A new family of molecules used to detect hydrogen peroxide and other reactive chemicals in living cells could be a useful addition to anti-terrorist arsenals, says the University of California, Berkeley, chemist who developed these substances last year.
When mixed with a material that contains even trace amounts of hydrogen peroxide, the powdery sensors turn bright yellow or red and light up. "You don't need anything to read the selective reaction other than your eye," said the chemist, Christopher Chang, an assistant professor at UC Berkeley's Department of Chemistry. "You could also use a hand-held black-light lamp to detect the fluorescence."
British authorities say that some two dozen suspects they arrested earlier this month in an alleged plot to blow up as many as 10 jetliners may have been planning to blend liquids on board the crafts to create explosives. Peroxides and acetone top the list of liquids under suspicion.
Chang's sensors, which are non-toxic white powders, could be easily designed and modified to change to any color or to detect any number of peroxides or other chemicals that may be of interest to authorities, he said. "They could check for many things at once," he added. "You'd just have to look for the color."
To make the sensors even easier to use, they could be manufactured in a variety of forms, including paper strips similar to the ones used to measure pH levels, the chemist said. Authorities testing for illicit substances could then simply dip the strip into the suspect liquid or gel and look for a color change.
Chang has developed these sensors for use by cell biologists and other researchers working on diseases associated with aging, such as cancer and neurodegenerative diseases. What maladies like these have in common is an unregulated production in cells of compounds that can trigger oxidative damage to tissue and organs. Hydrogen peroxide is a major byproduct of such processes, and its presence is a good indicator that cells have undergone oxidative stress.

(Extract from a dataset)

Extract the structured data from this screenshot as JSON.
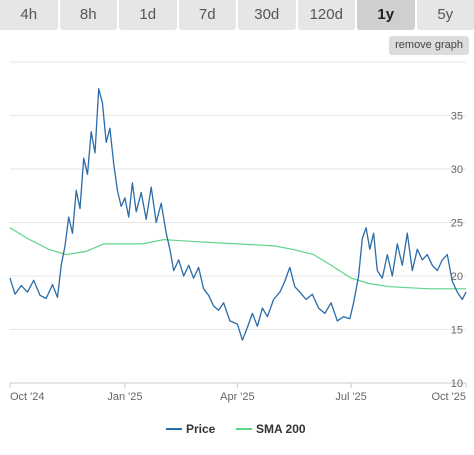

The sensors are based on a fluorescent dye called fluorescein used in many biological research applications. They are composed of small molecules that incorporate what Chang calls "chemical cages," molecular fragments he designed to react selectively with hydrogen peroxide. In what is known as a cleavage reaction, hydrogen peroxide strips boronates off of this class of molecules, turning them into their fluorescent counterparts.
Chang's paper describing these substances was published in the Journal of the American Chemical Society in November 2005. Co-authors of the paper are Evan Miller and Aaron Albers at UC Berkeley's Department of Chemistry and Arnd Pralle and Ehud Isacoff at UC Berkeley's Department of Molecular and Cell Biology.